According the UK's National Health Service, one person in 50 over the age of 80 will develop venous leg ulcers. The ulcers occur when high blood pressure in the veins of the legs causes damage to the adjacent skin, ultimately resulting in the breakdown of that tissue. While the ulcers can be quite resistant to treatment, a team of scientists is now reporting success in using a sort of "spray-on skin" to heal them.

Ordinarily, venous leg ulcers are treated using compression bandages, infection control, and standard wound dressings. This approach only heals 30 to 70 percent of ulcers, however. Skin grafts are also sometimes used, although using one results in another skin wound on the patient, at the site from which the graft was taken.

Developed by Texas-based Healthpoint Biotherapeutics, the spray-on solution consists of neonatal keratinocytes and fibroblasts (skin cells), which are suspended in a liquid made up of various proteins associated with blood clotting.

It was tested using a group of 228 patients afflicted with the ulcers, all of whom were also treated with compression bandages. Different dosages were tried, sprayed directly onto the ulcer – or in the case of one control group, not applied at all.
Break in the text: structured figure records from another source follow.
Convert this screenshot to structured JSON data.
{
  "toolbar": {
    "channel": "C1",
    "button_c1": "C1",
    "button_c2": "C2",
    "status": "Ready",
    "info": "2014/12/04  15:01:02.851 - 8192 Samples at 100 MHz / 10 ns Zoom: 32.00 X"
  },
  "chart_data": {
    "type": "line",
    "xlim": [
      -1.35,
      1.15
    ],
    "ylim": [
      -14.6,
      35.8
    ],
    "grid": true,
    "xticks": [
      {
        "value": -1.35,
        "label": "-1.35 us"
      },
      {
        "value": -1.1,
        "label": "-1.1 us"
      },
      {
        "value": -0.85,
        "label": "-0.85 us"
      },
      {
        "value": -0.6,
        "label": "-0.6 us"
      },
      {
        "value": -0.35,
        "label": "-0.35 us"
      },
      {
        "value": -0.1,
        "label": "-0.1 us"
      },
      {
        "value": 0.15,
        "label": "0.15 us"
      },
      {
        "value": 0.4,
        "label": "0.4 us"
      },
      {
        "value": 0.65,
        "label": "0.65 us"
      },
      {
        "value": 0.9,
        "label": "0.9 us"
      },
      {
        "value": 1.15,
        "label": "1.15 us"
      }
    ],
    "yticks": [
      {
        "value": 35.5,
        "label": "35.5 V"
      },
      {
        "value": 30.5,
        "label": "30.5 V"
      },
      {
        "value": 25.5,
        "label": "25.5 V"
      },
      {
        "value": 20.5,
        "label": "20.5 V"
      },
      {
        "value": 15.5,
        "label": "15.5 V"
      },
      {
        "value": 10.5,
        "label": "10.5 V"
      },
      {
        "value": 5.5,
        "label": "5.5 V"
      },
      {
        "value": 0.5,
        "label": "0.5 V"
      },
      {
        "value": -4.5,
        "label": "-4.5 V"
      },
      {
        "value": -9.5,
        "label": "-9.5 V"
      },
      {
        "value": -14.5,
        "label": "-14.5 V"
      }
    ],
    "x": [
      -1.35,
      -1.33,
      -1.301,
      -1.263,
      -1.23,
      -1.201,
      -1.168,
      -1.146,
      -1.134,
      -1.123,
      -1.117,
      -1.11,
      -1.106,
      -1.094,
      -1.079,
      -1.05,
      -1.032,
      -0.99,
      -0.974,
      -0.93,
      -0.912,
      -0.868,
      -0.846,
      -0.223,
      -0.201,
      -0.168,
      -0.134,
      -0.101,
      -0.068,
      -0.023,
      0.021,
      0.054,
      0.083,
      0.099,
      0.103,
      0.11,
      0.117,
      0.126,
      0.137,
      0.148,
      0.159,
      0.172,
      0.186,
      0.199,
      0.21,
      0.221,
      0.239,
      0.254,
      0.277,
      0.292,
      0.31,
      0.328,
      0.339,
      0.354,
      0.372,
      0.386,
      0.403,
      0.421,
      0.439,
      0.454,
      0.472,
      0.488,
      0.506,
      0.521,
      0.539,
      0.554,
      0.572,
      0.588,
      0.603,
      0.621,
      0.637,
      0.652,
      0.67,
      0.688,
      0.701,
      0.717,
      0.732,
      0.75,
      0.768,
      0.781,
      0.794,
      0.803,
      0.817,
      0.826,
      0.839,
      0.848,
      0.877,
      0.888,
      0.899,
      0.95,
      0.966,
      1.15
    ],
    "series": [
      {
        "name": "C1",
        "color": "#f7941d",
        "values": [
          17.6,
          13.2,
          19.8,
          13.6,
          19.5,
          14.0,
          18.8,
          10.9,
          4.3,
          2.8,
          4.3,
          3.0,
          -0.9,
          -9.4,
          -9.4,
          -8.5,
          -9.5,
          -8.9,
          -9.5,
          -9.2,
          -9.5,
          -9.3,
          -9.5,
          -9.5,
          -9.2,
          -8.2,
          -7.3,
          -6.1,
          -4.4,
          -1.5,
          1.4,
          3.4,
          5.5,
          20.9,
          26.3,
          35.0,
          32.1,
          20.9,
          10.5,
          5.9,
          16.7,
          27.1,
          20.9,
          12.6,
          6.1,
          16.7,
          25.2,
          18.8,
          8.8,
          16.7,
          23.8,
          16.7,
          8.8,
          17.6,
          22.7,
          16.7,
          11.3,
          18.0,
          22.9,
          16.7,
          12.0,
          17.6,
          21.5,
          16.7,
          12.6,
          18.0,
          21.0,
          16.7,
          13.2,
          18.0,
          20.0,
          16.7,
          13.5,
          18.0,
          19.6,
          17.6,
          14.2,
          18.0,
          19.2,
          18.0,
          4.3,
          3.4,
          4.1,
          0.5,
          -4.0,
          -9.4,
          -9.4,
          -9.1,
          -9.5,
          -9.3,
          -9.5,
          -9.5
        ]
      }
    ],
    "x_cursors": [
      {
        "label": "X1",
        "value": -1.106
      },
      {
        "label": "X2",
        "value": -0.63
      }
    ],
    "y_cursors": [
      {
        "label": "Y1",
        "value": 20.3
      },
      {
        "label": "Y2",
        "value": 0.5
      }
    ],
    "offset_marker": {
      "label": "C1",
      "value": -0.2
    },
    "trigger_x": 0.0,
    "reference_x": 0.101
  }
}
It was found that when compared that control group, patients receiving the optimum dosage experienced a 16 percent greater reduction in wound area after seven days. After 12 weeks, they were 52 percent more likely to have achieved wound closure.

Not only were the ulcers on patients receiving the optimum dosage more likely to heal, but they also healed quicker – in the control group, ulcers that did heal took an average of 21 days longer to do so.

"Even though compression is, and will remain, the basis of venous leg ulcer treatment, hard-to-heal ulcers do need additional therapy," said Dr. Matthias Augustin of the University Medical Centre in Hamburg, Germany, who took part in the research. "In these wounds, prolonged futile, conservative treatment will increase costs without additional benefit. Therefore, the temporary higher costs for additional cell therapy can be justified as an investment in improved healing."

It has been suggested that the spray-on solution may also be useful in treating other types of chronic wounds, such as ischemic and diabetic foot ulcers.